From the cave to the primitive hut, from Newgrange to St Macdara’s Oratory, architecture begins with a single room. That is how it is here, too, on the largest of the Aran Islands, where Paul Dillon has deftly perched a tiny, bony proto-temple upon a limestone cliff above the port village of Kilronan. And so it begins. Again.
The art room is modest in size – 100msq – and secreted behind, set apart from, the little mid-century school, the oldest of Ireland’s five post-primary island schools, with an enrolment of just 56 students. Yet it has immediately attracted global attention: from the Mies van der Rohe Award, which is the European Union’s biennial prize for contemporary architecture, and the Architectural Review, the world’s premier English-language journal.

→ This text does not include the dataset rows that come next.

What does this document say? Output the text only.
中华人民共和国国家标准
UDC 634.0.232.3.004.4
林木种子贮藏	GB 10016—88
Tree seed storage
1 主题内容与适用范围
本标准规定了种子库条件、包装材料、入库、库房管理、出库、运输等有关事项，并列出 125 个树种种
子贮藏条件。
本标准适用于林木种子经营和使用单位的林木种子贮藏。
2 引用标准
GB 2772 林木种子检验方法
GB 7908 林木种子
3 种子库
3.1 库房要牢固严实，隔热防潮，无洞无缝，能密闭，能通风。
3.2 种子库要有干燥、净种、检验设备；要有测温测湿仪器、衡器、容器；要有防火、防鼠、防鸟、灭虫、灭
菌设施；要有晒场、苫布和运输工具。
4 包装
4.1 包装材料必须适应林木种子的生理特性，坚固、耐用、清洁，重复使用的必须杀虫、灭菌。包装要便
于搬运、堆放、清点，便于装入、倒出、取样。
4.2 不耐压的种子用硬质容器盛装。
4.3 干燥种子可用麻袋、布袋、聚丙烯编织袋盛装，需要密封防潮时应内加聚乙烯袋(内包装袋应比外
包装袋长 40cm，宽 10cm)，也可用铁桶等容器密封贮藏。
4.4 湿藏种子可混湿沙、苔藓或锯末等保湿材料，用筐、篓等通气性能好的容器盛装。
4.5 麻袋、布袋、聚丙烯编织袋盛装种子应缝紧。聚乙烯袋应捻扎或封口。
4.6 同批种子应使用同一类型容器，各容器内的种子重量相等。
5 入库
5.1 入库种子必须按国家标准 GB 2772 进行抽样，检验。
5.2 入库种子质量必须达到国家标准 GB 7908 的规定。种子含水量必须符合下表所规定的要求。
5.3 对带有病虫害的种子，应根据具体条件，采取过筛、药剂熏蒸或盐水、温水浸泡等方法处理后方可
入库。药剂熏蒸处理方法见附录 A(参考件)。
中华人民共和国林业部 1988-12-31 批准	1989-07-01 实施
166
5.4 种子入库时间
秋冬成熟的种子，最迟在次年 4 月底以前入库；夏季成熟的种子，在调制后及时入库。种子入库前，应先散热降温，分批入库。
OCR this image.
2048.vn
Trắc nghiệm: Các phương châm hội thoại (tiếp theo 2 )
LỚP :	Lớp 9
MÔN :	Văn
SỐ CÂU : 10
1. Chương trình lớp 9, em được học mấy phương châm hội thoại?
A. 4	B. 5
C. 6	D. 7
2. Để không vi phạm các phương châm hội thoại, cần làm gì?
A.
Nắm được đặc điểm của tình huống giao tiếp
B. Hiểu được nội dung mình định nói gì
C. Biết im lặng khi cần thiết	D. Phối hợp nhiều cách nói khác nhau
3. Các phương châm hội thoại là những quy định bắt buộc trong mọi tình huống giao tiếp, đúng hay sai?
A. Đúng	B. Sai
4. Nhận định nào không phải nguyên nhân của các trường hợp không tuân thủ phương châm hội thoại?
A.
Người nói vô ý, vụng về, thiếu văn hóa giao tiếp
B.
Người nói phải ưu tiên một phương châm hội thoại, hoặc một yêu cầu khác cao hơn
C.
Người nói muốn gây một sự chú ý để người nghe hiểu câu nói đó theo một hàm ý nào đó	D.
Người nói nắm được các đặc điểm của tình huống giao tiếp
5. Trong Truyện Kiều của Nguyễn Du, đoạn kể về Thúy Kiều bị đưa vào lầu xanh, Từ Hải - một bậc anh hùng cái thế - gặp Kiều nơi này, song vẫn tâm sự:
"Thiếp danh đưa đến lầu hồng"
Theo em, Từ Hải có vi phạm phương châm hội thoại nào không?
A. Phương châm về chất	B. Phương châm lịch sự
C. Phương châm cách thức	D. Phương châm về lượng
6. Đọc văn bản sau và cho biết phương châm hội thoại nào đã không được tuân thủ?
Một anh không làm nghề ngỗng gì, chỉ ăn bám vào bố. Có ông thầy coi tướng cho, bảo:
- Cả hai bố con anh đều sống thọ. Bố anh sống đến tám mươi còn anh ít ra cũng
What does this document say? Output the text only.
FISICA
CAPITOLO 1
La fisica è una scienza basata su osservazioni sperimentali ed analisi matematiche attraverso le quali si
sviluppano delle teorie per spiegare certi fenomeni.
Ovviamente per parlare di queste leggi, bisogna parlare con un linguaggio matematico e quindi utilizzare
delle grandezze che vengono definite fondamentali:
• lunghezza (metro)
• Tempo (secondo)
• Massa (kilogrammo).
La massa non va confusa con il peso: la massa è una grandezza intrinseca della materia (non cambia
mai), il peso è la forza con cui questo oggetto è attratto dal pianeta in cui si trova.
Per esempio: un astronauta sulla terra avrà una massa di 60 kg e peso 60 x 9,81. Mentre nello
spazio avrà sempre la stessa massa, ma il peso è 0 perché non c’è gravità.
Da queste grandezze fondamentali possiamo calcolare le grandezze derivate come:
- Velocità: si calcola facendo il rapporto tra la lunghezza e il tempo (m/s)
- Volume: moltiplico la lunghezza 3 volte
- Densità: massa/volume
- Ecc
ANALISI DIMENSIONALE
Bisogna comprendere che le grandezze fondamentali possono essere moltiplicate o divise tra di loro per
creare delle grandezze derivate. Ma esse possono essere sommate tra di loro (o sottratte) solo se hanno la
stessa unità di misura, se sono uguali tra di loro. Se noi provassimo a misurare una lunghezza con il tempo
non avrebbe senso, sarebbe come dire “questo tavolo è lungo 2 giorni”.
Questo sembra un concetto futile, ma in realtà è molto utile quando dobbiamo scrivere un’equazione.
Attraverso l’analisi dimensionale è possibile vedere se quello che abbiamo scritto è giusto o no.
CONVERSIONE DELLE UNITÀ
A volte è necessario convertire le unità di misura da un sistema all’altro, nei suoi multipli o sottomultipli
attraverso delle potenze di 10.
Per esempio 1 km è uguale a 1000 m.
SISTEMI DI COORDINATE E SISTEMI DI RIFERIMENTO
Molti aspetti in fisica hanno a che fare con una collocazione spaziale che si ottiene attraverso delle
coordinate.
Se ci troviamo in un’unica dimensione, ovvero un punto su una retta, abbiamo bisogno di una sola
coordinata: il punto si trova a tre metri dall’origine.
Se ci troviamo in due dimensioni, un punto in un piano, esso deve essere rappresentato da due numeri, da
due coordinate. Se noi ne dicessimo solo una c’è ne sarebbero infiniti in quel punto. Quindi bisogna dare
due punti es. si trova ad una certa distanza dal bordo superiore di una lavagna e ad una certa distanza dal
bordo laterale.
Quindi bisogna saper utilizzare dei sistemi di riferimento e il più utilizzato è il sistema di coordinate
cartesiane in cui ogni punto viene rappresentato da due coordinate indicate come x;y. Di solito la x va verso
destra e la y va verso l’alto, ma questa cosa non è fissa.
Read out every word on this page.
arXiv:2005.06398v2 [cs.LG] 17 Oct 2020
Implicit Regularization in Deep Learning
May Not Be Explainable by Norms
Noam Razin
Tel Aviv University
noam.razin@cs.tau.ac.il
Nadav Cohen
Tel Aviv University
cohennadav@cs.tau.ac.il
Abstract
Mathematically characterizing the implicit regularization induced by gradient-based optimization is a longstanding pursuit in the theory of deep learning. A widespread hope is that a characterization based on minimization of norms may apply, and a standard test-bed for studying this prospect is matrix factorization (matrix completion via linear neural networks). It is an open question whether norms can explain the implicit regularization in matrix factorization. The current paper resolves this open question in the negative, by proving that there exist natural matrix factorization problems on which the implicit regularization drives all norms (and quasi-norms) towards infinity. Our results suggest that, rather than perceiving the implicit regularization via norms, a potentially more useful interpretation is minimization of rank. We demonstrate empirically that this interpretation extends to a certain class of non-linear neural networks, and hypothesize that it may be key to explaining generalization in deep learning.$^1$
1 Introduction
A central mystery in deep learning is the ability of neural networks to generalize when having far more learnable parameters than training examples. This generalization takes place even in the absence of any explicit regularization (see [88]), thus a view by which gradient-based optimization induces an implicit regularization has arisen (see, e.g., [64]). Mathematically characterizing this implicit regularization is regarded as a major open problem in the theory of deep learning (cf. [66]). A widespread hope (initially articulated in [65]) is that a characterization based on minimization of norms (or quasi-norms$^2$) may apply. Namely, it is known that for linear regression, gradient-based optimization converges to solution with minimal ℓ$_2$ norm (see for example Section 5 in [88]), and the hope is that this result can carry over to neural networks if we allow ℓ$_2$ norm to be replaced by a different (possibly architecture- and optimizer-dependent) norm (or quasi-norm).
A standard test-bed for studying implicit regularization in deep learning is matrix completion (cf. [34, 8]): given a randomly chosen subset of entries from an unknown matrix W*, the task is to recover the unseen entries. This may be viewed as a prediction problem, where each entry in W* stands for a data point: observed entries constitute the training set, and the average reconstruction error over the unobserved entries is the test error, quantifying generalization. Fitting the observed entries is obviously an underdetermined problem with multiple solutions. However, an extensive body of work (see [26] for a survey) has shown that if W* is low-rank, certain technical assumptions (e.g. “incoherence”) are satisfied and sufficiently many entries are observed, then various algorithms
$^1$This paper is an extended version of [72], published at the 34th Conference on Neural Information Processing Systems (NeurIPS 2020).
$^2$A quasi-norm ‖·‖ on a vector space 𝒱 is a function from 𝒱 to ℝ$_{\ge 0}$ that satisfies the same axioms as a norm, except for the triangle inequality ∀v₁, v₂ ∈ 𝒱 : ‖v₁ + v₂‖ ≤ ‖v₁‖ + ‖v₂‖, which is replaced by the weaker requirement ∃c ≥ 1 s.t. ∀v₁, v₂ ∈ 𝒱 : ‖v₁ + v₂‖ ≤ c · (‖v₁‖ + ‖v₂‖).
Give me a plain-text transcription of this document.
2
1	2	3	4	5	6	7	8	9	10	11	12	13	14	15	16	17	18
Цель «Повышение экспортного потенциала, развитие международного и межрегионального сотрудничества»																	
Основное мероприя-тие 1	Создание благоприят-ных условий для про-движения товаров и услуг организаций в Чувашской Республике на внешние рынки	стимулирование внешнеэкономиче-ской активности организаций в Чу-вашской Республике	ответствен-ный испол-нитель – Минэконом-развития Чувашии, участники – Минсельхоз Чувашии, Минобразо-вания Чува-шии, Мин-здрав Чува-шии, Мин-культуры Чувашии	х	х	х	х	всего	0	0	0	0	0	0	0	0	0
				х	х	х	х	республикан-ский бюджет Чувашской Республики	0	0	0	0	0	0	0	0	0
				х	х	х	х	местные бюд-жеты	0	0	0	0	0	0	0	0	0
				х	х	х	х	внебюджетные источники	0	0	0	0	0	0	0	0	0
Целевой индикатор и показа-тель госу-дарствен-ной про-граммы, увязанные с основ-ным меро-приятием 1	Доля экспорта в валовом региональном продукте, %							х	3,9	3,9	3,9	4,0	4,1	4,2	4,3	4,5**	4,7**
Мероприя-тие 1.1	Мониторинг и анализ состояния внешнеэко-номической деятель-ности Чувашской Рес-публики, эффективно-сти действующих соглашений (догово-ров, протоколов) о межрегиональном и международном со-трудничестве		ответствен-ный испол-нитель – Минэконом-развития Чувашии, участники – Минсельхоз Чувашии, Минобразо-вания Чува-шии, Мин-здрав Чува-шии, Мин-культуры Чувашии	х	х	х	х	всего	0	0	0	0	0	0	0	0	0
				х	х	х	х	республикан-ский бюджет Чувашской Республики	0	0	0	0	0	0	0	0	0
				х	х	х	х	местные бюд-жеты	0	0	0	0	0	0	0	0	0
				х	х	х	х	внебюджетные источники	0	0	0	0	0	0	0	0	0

What is it about the raw farmyard sheds of Dillon’s ‘barefoot’ architecture for isolated communities in the west of Ireland that attracts such international regard? What is it that seems so vital, so current and so urgent to so many?
Perhaps a clue can be gleaned from an essay published on ArchDaily in recent days. In it, Mario Carpo, the Reyner Banham Professor of Architectural History and Theory at the Bartlett, University College London, writes: “For us, the design professionals … buildings should be henceforth organically grown, or ‘sourced’, like wild mushrooms or bio-certified potatoes: designed and built by local people, each of them fully traceable to a local birthplace; and each building made with local materials, in a local way, expressing and embodying local identities.”
That’s it, pretty much, in a nutshell. An architecture of modest means, locally sourced. In this, Dillon, whose practice is based in the Maam Valley, is walking, half a century later, in the footsteps of his fellow Galwegian, Noel Dowley [Tegral BOTM April 2016]. As Dillon told Lisa Godson in the AR: “I like the idea that I’m needed; the architecture is extra.”